Мы стреляем влагой дуплетом у толстого дерева с раскидистой кроной.
     - Ты, кстати, знаешь, чем человек отличается от животного? - спрашивает Хэм.
     - Ну, во-первых...
     - И в-третьих это совсем не то, что ты думаешь - перебивает он меня. - Человек для облегчения души всегда ищет дерево или забор, а животному – это совсем не обязательно.
     - Ты чем занимаешься? – повторяю я свой вопрос.
     - А вот чем бог на душу положит, - отмахивается Хэм.
     - Другими словами...
     - Другими словами, - перебивает он меня, - другими словами я - писатель.
     - Ха-ха, - не верю я. - Что я писателей не видел!
     - Ну, писатели разные бывают, - оправдывается он. – Мы же, люди, не под копирку сделаны. Иногда...
     - Слушай, - перебиваю я, не желая слушать пьяное вранье. – А чей ты в конце-концов родственник: папин или мамин?
     - Какое это имеет значение? Главное, что я твой, - Хэм дружески хлопает меня по плечу.
     - Ты прав, старик! - соглашаюсь я с ним.
     - Завтра в 17 часов я буду уже дома.
     - А где твой дом?
     - Планета Сатурн.
     - Это там, где хорошая охота на бегемота? – подыгрываю я.
     - Эх, - сокрушается Хэм, - хорошая охота на бегемота была лет этак сто назад, да и то только в Африке.
- Так, да здравствует Африка! – восклицаю я, указывая в неопределенную сторону, где по моим представлениям должен находиться черный континент.
- Да здравствует! – подхватывает Хэм.
- Ну ты  и врун, старик, таких еще поискать надо! - смеюсь я.

***
     На следующий день я отвожу Хэма в аэропорт.
     - Каким рейсом летишь? – интересуюсь я.
     - Не ищи, - говорит он, - его нет на On-line табло.
     - Такого не бывает.
     - Бывает, - усмехается он.
     - Нельзя улететь туда, куда нет дороги.
     - Неправда, нельзя улететь туда, где тебя не ждут.
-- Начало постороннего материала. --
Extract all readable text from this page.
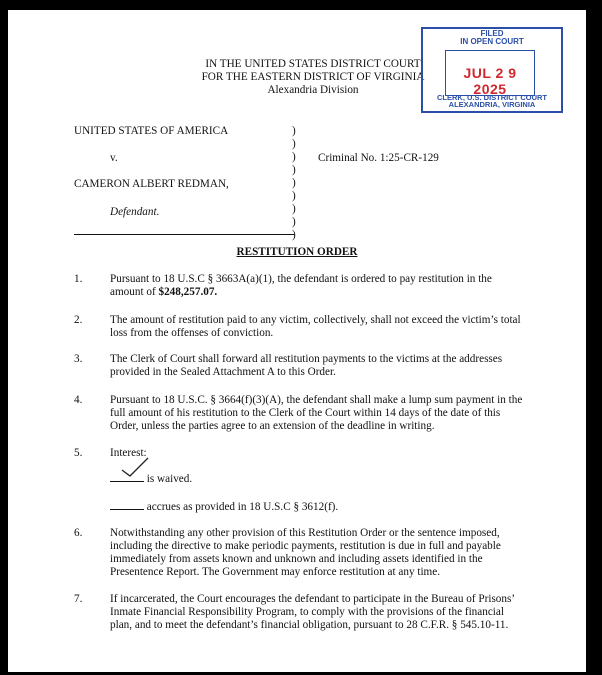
IN THE UNITED STATES DISTRICT COURT
FOR THE EASTERN DISTRICT OF VIRGINIA
Alexandria Division
FILED
IN OPEN COURT
JUL 2 9 2025
CLERK, U.S. DISTRICT COURT
ALEXANDRIA, VIRGINIA
UNITED STATES OF AMERICA
v.
CAMERON ALBERT REDMAN,
Defendant.
Criminal No. 1:25-CR-129
)
)
)
)
)
)
)
)
)
RESTITUTION ORDER
1. Pursuant to 18 U.S.C § 3663A(a)(1), the defendant is ordered to pay restitution in the amount of $248,257.07.
2. The amount of restitution paid to any victim, collectively, shall not exceed the victim’s total loss from the offenses of conviction.
3. The Clerk of Court shall forward all restitution payments to the victims at the addresses provided in the Sealed Attachment A to this Order.
4. Pursuant to 18 U.S.C. § 3664(f)(3)(A), the defendant shall make a lump sum payment in the full amount of his restitution to the Clerk of the Court within 14 days of the date of this Order, unless the parties agree to an extension of the deadline in writing.
5. Interest:
is waived.
accrues as provided in 18 U.S.C § 3612(f).
6. Notwithstanding any other provision of this Restitution Order or the sentence imposed, including the directive to make periodic payments, restitution is due in full and payable immediately from assets known and unknown and including assets identified in the Presentence Report. The Government may enforce restitution at any time.
7. If incarcerated, the Court encourages the defendant to participate in the Bureau of Prisons’ Inmate Financial Responsibility Program, to comply with the provisions of the financial plan, and to meet the defendant’s financial obligation, pursuant to 28 C.F.R. § 545.10-11.
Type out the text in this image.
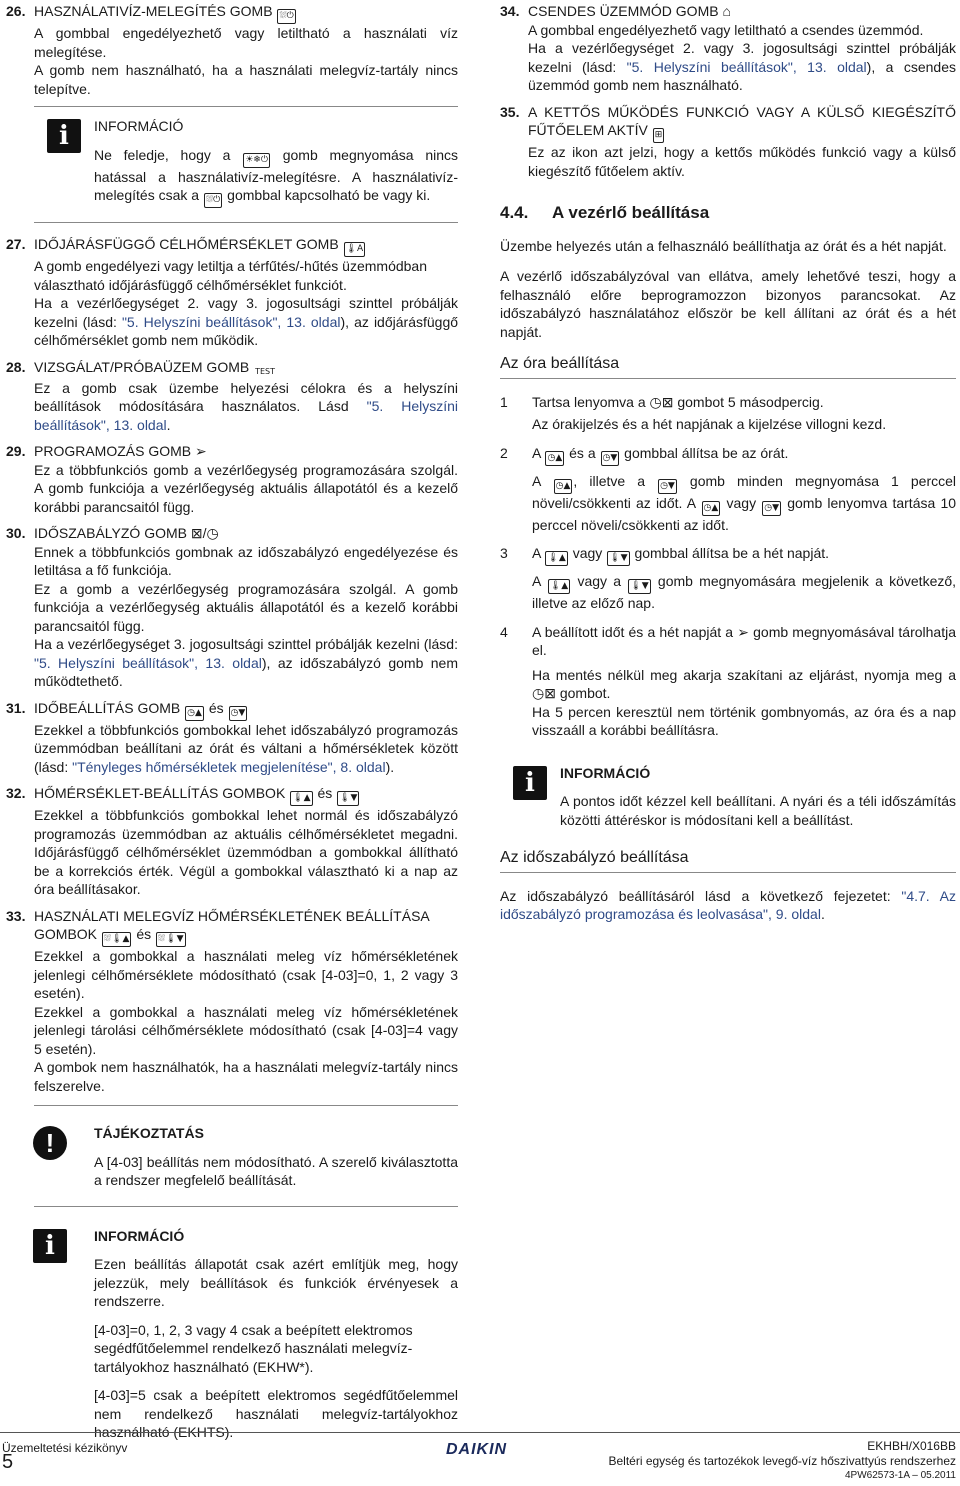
26. HASZNÁLATIVÍZ-MELEGÍTÉS GOMB ⛆⏻

A gombbal engedélyezhető vagy letiltható a használati víz melegítése.

A gomb nem használható, ha a használati melegvíz-tartály nincs telepítve.

i	INFORMÁCIÓ

Ne feledje, hogy a ☀❄⏻ gomb megnyomása nincs hatással a használativíz-melegítésre. A használativíz-melegítés csak a ⛆⏻ gombbal kapcsolható be vagy ki.

27. IDŐJÁRÁSFÜGGŐ CÉLHŐMÉRSÉKLET GOMB 🌡A

A gomb engedélyezi vagy letiltja a térfűtés/-hűtés üzemmódban választható időjárásfüggő célhőmérséklet funkciót.

Ha a vezérlőegységet 2. vagy 3. jogosultsági szinttel próbálják kezelni (lásd: "5. Helyszíni beállítások", 13. oldal), az időjárásfüggő célhőmérséklet gomb nem működik.

28. VIZSGÁLAT/PRÓBAÜZEM GOMB TEST

Ez a gomb csak üzembe helyezési célokra és a helyszíni beállítások módosítására használatos. Lásd "5. Helyszíni beállítások", 13. oldal.

29. PROGRAMOZÁS GOMB ➢

Ez a többfunkciós gomb a vezérlőegység programozására szolgál. A gomb funkciója a vezérlőegység aktuális állapotától és a kezelő korábbi parancsaitól függ.

30. IDŐSZABÁLYZÓ GOMB ⊠/◷

Ennek a többfunkciós gombnak az időszabályzó engedélyezése és letiltása a fő funkciója.

Ez a gomb a vezérlőegység programozására szolgál. A gomb funkciója a vezérlőegység aktuális állapotától és a kezelő korábbi parancsaitól függ.

Ha a vezérlőegységet 3. jogosultsági szinttel próbálják kezelni (lásd: "5. Helyszíni beállítások", 13. oldal), az időszabályzó gomb nem működtethető.

31. IDŐBEÁLLÍTÁS GOMB ◷▲ és ◷▼

Ezekkel a többfunkciós gombokkal lehet időszabályzó programozás üzemmódban beállítani az órát és váltani a hőmérsékletek között (lásd: "Tényleges hőmérsékletek megjelenítése", 8. oldal).

32. HŐMÉRSÉKLET-BEÁLLÍTÁS GOMBOK 🌡▲ és 🌡▼

Ezekkel a többfunkciós gombokkal lehet normál és időszabályzó programozás üzemmódban az aktuális célhőmérsékletet megadni. Időjárásfüggő célhőmérséklet üzemmódban a gombokkal állítható be a korrekciós érték. Végül a gombokkal választható ki a nap az óra beállításakor.

33. HASZNÁLATI MELEGVÍZ HŐMÉRSÉKLETÉNEK BEÁLLÍTÁSA GOMBOK ⛆🌡▲ és ⛆🌡▼

Ezekkel a gombokkal a használati meleg víz hőmérsékletének jelenlegi célhőmérséklete módosítható (csak [4-03]=0, 1, 2 vagy 3 esetén).

Ezekkel a gombokkal a használati meleg víz hőmérsékletének jelenlegi tárolási célhőmérséklete módosítható (csak [4-03]=4 vagy 5 esetén).

A gombok nem használhatók, ha a használati melegvíz-tartály nincs felszerelve.

!	TÁJÉKOZTATÁS

A [4-03] beállítás nem módosítható. A szerelő kiválasztotta a rendszer megfelelő beállítását.

i	INFORMÁCIÓ

Ezen beállítás állapotát csak azért említjük meg, hogy jelezzük, mely beállítások és funkciók érvényesek a rendszerre.

[4-03]=0, 1, 2, 3 vagy 4 csak a beépített elektromos segédfűtőelemmel rendelkező használati melegvíz-tartályokhoz használható (EKHW*).

[4-03]=5 csak a beépített elektromos segédfűtőelemmel nem rendelkező használati melegvíz-tartályokhoz használható (EKHTS).

34. CSENDES ÜZEMMÓD GOMB ⌂

A gombbal engedélyezhető vagy letiltható a csendes üzemmód.

Ha a vezérlőegységet 2. vagy 3. jogosultsági szinttel próbálják kezelni (lásd: "5. Helyszíni beállítások", 13. oldal), a csendes üzemmód gomb nem használható.

35. A KETTŐS MŰKÖDÉS FUNKCIÓ VAGY A KÜLSŐ KIEGÉSZÍTŐ FŰTŐELEM AKTÍV ⊞

Ez az ikon azt jelzi, hogy a kettős működés funkció vagy a külső kiegészítő fűtőelem aktív.

4.4.	A vezérlő beállítása

Üzembe helyezés után a felhasználó beállíthatja az órát és a hét napját.

A vezérlő időszabályzóval van ellátva, amely lehetővé teszi, hogy a felhasználó előre beprogramozzon bizonyos parancsokat. Az időszabályzó használatához először be kell állítani az órát és a hét napját.

Az óra beállítása
1	Tartsa lenyomva a ◷⊠ gombot 5 másodpercig.

Az órakijelzés és a hét napjának a kijelzése villogni kezd.

2	A ◷▲ és a ◷▼ gombbal állítsa be az órát.

A ◷▲ , illetve a ◷▼ gomb minden megnyomása 1 perccel növeli/csökkenti az időt. A ◷▲ vagy ◷▼ gomb lenyomva tartása 10 perccel növeli/csökkenti az időt.

3	A 🌡▲ vagy 🌡▼ gombbal állítsa be a hét napját.

A 🌡▲ vagy a 🌡▼ gomb megnyomására megjelenik a következő, illetve az előző nap.

4	A beállított időt és a hét napját a ➢ gomb megnyomásával tárolhatja el.

Ha mentés nélkül meg akarja szakítani az eljárást, nyomja meg a ◷⊠ gombot.

Ha 5 percen keresztül nem történik gombnyomás, az óra és a nap visszaáll a korábbi beállításra.

i	INFORMÁCIÓ

A pontos időt kézzel kell beállítani. A nyári és a téli időszámítás közötti áttéréskor is módosítani kell a beállítást.

Az időszabályzó beállítása

Az időszabályzó beállításáról lásd a következő fejezetet: "4.7. Az időszabályzó programozása és leolvasása", 9. oldal.

Üzemeltetési kézikönyv
5
DAIKIN	EKHBH/X016BB
Beltéri egység és tartozékok levegő-víz hőszivattyús rendszerhez
4PW62573-1A – 05.2011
Нельзя вернуться назад, а улететь всегда можно, - говорит он мне и добавляет. – Эх ты, философ драный!
     - Нет, мне все-таки интересно, с каких это пор с обычного аэропорта самолеты начали летать на планету Сатурн?
     - Это было всегда, - задумчиво произносит Хэм, - но мы как-то мало это замечаем.

     Я довожу родственника до зоны контроля.
     - Ну все, старик,- говорю я ему.
     - Прощай!
     - Лучше до свидания!
     Мы обнимаемся.
- Согласен, давай, до свидания! – Хэм достает из своей старой холщевой сумки и отдает мне зеленый пакет с сургучной печатью.
     - Тяжелый, - говорю я. – Надеюсь, внутри не украденные драгоценности?
     - Это мой последний, еще ненапечатанный роман. Дорабатывать его не надо. Если что – издай, авторские права уже не важны.
     - А что на Сатурне твои романы не пользуются спросом?
     - Я его написал лет сто назад, но так никому и не показывал. По-моему он лучший!
     - Что, берег на черный день? – иронизирую я, пряча пакет. – Ну, пока, выдумщик драный!

     Я машу рукой. Хэм исчезает за перегородкой зоны вылета. Я смешиваюсь с толпой провожающих.
     - Уважаемые пассажиры! Звездолет на Сатурн отправляется через две минуты, - слышу я объявление по радио. – Посадка закончена.
     «Что это за фантастика!» - проносится у меня в голове и я вслух повторяю, - Звездолет на Сатурн отправляется через две минуты.
     - На Сатурн? - девушка-регистраторша как-то странно смотрит на меня. – А на Вегу тебе не надо, мальчик?
     - Но ведь только что же объявляли, - краснею я.
     - Молодой, а уже пьешь, или наркотой балуешься, вот галлюцинации и возникают. И куда родители смотрят?
     - Да не пью я, - оправдываюсь я, - и не колюсь.
     - Тогда говори, куда лететь надо!
     - Куда-куда, - говорю я. – Все равно посадка уже закончена!

     Дома я вспоминаю о пакете Хэма и вскрываю его. В нем находятся от руки исписанные листы: Эрнест Хемингуэй, дата, какие-то закорючки, порт Ки-Уэст.
               
     «Вот так да», - думаю я. – «Ну, почему бы и не прочесть»!